What does the data show?

This year’s report found that for all cancer sites combined, mortality from cancer continued to decline in men, women, and children from 1999 to 2016.1 Rates of new cancer diagnoses in men decreased from 2008 to 2015, and were stable in women from 1999 to 2015.1 A special section focused on individuals from the ages of 20 to 49, and this showed a slightly different picture. In this age group, women had a higher incidence and mortality rate than men, the opposite of the other age groups.1

Trends in mortality and incidence

As overall mortality from various kinds of cancers declines, it’s important to reinforce the importance of research, prevention, early detection, and access to timely treatment. There have been long-term declines in tobacco smoking, which has had an effect on the lowered rates of lung, bladder, and larynx cancers as well as decreased mortality rates.1 Interestingly, rates of cancers associated with unhealthy weight and sedentary lifestyle have been increasing.1

For men, mortality rates have fallen for 10 out of the 19 most common cancers but were increased for 6 cancers. The most significant increases were seen in liver, pharynx, and oral cavity cancers, as well as non-melanoma skin cancer.1,2 For women, mortality rates decreased for 13 of the 20 most common cancers, including lung and bronchus, breast, and colorectal.1 Female mortality rates did increase for 5 cancers, with the most significant increases in uterine and liver cancers.1

Despite decreases in mortality overall, it’s important to also look at various factors within mortality trends, and racial and ethnic disparities are still present, in both cancer incidence and mortality rates. When data of all ages were combined and compared by sex, black men and women had the highest cancer mortality rates, for both all sites combined and half of the most common cancers in men and women.1 Black men and white women had the highest cancer incidence rates overall, and Asian/Pacific Islander men and women had the lowest overall rates.1 Hispanic men and women had lower overall incidence rates than non-Hispanic men and women.1 For Black men especially, there was a study looking at prostate cancer, which Black men are more likely to be diagnosed with than white men in the US, as well as have advanced disease at the time of diagnosis, and are more than twice as likely to die or the disease than white men in the US.3 One possible explanation is linked to lower SES (socioeconomic status), less access to health insurance and quality care, and not receiving standardized care adhering to established guidelines.3 While overall cancer mortality appears to be falling, there’s still work to be done.

Looking ahead

Overall, cancer incidence (new diagnoses) and mortality rates are decreasing or remaining fairly stable.
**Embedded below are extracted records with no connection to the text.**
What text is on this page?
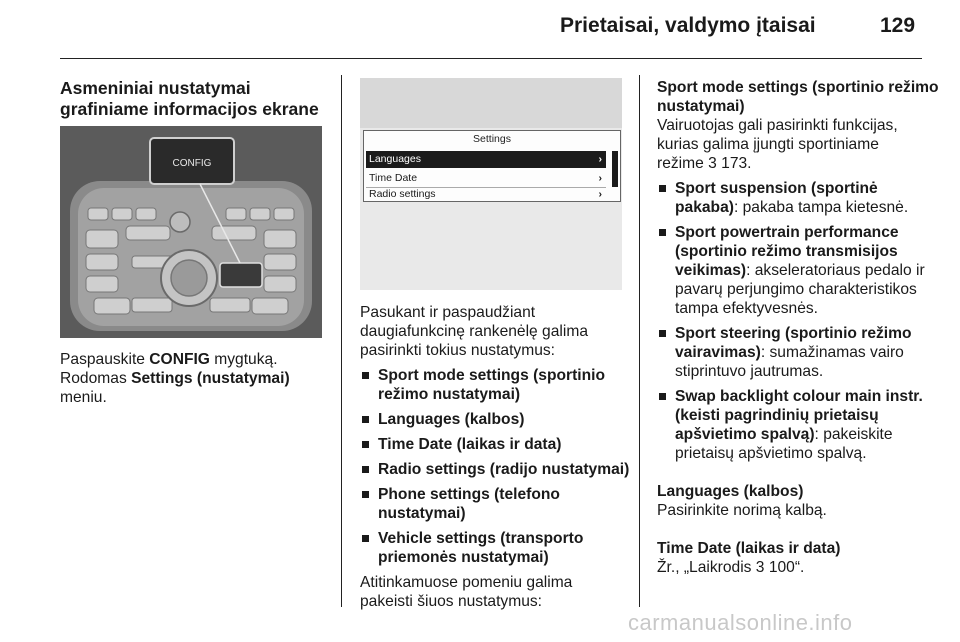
Prietaisai, valdymo įtaisai	129
Asmeniniai nustatymai
grafiniame informacijos ekrane
CONFIG

Paspauskite CONFIG mygtuką.

Rodomas Settings (nustatymai)

meniu.

Settings
Languages	›
Time Date	›
Radio settings	›

Pasukant ir paspaudžiant

daugiafunkcinę rankenėlę galima

pasirinkti tokius nustatymus:

Sport mode settings (sportinio
režimo nustatymai)
Languages (kalbos)
Time Date (laikas ir data)
Radio settings (radijo nustatymai)
Phone settings (telefono
nustatymai)
Vehicle settings (transporto
priemonės nustatymai)

Atitinkamuose pomeniu galima

pakeisti šiuos nustatymus:

Sport mode settings (sportinio režimo

nustatymai)

Vairuotojas gali pasirinkti funkcijas,

kurias galima įjungti sportiniame

režime 3 173.

Sport suspension (sportinė
pakaba): pakaba tampa kietesnė.
Sport powertrain performance
(sportinio režimo transmisijos
veikimas): akseleratoriaus pedalo ir
pavarų perjungimo charakteristikos
tampa efektyvesnės.
Sport steering (sportinio režimo
vairavimas): sumažinamas vairo
stiprintuvo jautrumas.
Swap backlight colour main instr.
(keisti pagrindinių prietaisų
apšvietimo spalvą): pakeiskite
prietaisų apšvietimo spalvą.

Languages (kalbos)

Pasirinkite norimą kalbą.

Time Date (laikas ir data)

Žr., „Laikrodis 3 100“.

carmanualsonline.info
Lower rates of cigarette smoking have contributed to this, especially with lung cancer incidence and mortality, as well as health education, access to care, and developments in treatment. Certain populations do have higher incidence and mortality rates than others, especially with Black men and prostate cancer, so it’s important to keep working toward reducing cancer incidence and mortality rates amongst individual populations.

While this is good news, this only tells you so much. If you have questions about your risk of developing certain types of cancer or questions about mortality rates for a cancer, talk with your doctor. They’ll be able to provide you with more tailored information, taking into account your medical history, lifestyle factors, and genetics.